La journée n’était pas finie. Pons de Peralda voulait Figuig avant la tombée de la nuit. Il fit signe à ses tambours. Manifestement mécontents, les Murabituns abandonnèrent leur fouille des vêtements des captifs, et le partage des prises de guerre, pour se placer en colonne, sous leurs étendards rouges et verts. Un groupe d’Andalous restait pour garder les prisonniers, les autres protégeaient l’arrière de la vague d’assaut qu’envoyait Pons de Peralda vers le ksar. Quatre superbes palmiers, âgés d’au moins cinquante ans, firent les frais du coup de main : les Noirs et les Masmudas les coupèrent à ras du sol, et taillèrent le tronc en pointe. Ils soulevèrent à une vingtaine de bras ces béliers improvisés. Sous un toit de boucliers assemblés, ils repartirent au pas de course, soufflant et transpirant, vers les murs de terre rose. Du haut des remparts des hommes effrayés leur lançaient des pierres, des javelines, des poteries pleines de scorpions. Les grandes portes du ksar vibrèrent puis plièrent sous l’impact des deux premiers béliers, les planches se fendirent sous les grands coups de hache des Noirs. De l’autre côté du ksar, avec les deux autres béliers, les gardes noirs entreprirent de percer le mur d’enceinte. La glaise bien tassée, agglomérée autour des fibres de palmier et de paille, durcie depuis des années, se fendilla, puis se désagrégea d’un coup, ouvrant dans le mur épais un trou de la taille d’une tête, puis de celle d’un homme. Presque au même instant, les deux battants de la porte cédaient, les planches posées rapidement en travers pour les consolider tombèrent bruyamment. Le ksar était envahi.

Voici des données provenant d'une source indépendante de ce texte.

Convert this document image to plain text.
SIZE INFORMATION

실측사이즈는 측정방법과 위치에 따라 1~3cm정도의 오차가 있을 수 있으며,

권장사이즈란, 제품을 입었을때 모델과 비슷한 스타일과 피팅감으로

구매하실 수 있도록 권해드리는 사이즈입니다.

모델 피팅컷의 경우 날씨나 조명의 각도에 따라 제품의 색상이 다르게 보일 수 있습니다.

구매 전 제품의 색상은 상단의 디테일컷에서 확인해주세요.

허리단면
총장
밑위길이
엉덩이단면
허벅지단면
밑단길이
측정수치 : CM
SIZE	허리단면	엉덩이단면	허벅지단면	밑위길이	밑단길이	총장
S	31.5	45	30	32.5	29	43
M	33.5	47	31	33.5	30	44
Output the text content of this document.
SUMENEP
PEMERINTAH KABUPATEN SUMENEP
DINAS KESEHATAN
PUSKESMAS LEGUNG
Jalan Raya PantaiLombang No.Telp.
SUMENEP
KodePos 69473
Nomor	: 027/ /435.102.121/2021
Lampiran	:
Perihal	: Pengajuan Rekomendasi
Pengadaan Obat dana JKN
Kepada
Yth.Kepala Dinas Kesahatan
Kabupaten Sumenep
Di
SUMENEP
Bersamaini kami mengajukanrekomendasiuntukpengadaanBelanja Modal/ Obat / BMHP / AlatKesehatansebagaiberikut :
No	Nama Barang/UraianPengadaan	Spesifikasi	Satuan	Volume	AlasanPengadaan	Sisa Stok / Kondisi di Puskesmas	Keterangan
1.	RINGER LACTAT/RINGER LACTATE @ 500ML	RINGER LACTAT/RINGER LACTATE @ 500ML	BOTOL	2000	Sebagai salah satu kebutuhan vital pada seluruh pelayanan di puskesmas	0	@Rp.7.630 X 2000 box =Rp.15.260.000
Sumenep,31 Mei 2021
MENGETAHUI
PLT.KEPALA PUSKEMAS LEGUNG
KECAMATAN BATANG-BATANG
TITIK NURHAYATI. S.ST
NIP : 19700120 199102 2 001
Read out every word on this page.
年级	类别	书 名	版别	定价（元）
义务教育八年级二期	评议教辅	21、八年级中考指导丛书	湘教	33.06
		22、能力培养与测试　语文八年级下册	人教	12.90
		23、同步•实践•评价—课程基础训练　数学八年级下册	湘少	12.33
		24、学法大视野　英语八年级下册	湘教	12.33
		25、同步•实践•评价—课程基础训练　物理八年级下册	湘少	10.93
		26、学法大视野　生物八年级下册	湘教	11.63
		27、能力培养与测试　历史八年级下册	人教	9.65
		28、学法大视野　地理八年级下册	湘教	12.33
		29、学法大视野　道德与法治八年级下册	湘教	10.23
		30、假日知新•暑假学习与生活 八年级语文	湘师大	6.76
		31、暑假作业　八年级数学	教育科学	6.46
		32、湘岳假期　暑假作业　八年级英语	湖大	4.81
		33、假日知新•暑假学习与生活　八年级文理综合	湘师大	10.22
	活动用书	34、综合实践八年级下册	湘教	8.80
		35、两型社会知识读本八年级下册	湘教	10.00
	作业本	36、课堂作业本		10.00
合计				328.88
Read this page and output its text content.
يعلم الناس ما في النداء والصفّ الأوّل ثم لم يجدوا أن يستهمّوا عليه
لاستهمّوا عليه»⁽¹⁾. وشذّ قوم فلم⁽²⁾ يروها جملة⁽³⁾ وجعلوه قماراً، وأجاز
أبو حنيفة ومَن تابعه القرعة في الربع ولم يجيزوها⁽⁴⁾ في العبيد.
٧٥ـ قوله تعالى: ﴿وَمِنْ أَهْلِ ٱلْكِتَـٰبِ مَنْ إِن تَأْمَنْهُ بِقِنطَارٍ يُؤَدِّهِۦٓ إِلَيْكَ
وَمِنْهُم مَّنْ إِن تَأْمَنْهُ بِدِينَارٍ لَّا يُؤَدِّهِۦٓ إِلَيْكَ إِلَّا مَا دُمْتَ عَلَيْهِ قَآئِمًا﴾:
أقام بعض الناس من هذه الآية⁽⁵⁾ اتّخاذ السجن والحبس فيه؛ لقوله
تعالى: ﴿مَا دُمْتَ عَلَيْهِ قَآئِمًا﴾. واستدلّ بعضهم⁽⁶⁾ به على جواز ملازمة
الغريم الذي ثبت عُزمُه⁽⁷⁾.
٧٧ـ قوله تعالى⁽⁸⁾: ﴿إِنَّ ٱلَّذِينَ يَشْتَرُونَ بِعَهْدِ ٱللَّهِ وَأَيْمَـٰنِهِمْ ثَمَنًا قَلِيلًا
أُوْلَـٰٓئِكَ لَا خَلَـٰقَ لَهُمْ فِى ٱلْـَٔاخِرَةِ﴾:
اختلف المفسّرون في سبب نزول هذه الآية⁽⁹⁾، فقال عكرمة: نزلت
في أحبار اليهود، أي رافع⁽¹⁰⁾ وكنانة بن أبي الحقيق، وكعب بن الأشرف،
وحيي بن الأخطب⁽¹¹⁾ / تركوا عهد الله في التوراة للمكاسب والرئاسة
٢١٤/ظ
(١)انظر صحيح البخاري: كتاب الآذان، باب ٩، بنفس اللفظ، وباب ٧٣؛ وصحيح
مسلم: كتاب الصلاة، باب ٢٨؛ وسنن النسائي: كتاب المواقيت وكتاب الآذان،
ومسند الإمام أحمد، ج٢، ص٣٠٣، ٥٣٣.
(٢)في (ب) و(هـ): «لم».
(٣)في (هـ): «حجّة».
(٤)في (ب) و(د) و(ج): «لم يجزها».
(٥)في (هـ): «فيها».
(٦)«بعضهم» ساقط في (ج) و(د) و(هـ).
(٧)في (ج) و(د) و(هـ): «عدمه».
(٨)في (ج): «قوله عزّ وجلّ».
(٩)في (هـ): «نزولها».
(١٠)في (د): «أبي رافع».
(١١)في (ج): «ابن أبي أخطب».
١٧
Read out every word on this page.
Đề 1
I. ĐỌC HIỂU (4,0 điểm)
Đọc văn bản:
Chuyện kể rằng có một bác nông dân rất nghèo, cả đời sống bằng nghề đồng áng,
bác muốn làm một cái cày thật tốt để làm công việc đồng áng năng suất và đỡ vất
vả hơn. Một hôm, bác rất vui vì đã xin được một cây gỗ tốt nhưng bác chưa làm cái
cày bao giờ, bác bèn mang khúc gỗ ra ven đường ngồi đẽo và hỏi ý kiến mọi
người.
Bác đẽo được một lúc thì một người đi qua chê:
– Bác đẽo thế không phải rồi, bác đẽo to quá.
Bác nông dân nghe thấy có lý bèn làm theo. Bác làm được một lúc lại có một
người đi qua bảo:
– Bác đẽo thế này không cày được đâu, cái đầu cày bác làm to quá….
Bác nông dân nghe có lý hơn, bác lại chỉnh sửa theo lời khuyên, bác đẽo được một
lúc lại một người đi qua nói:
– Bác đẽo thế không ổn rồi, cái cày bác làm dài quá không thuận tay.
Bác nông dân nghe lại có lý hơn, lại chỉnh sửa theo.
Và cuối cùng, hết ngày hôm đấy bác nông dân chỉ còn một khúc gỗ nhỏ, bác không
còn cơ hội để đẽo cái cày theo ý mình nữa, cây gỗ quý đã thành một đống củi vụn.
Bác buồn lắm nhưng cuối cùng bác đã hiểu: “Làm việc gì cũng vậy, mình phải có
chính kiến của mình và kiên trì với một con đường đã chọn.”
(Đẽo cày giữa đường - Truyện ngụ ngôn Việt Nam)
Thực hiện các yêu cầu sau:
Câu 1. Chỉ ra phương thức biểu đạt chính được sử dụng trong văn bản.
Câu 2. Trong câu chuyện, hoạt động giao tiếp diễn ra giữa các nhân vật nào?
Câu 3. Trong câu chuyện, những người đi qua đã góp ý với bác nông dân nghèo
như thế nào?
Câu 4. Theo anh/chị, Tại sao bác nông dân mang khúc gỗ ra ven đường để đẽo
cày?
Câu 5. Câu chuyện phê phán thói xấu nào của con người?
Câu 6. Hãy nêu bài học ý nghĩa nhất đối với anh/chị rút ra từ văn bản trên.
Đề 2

Les mercenaires chrétiens avaient mis pied à terre, attaché leurs montures aux dattiers et aux oliviers. Pons de Peralda choisit d’entrer dans la forteresse par l’ouverture faite par ses hommes. Ceux-ci l’aidèrent à enjamber la faille. Il se retrouva dans une pièce meublée. Dans un coin de celle-ci, des enfants terrifiés s’étaient jetés dans les bras de leurs mères et de leurs grands-parents. Pons prit le temps d’admirer le visage d’une jeune femme collant contre sa joue un nouveau-né. « La peur la rend belle… » En s’appuyant sur la lame de son épée comme sur une canne, il suivit ses hommes qui se précipitaient à l’intérieur du village fortifié. Le ksar était composé de maisons d’habitation collées les unes aux autres, le mur d’enceinte étant formé par des façades aveugles. Les Noirs avaient déjà brisé la porte de communication entre cette pièce et la ruelle.
Le système des rues du ksar n’était qu’un réseau de couloirs étroits, conduisant d’une porte à l’autre. Les gardes noirs y avançaient groupés, chassant devant eux les ultimes résistances. Des chevaliers couverts de hauberts apparurent à l’extrémité de la venelle. Les deux groupes avaient fait leur jonction, il ne restait plus qu’à réduire les dernières défenses. La maison du cadi était l’une d’elles, sur son toit s’était postée une demi-douzaine d’archers, un de leurs tirs atteignit un garde noir de Pons de Peralda. Formant une tortue, ceux-ci se regroupèrent et eurent vite fait d’enfoncer la porte. Des hurlements suivirent leur entrée dans le bâtiment. Ceux-ci s’éteignaient l’un après l’autre. Des membres, des morceaux de corps tombèrent du toit. Au milieu de la ruelle gisaient les restes démembrés des archers qui défendaient le cadi. Celui-ci fut conduit, blessé au crâne, couvert de sang, tremblotant, devant Pons de Peralda.
- Te rends-tu ?
Le cadi fit signe que oui. Pons lui tendit sa gourde.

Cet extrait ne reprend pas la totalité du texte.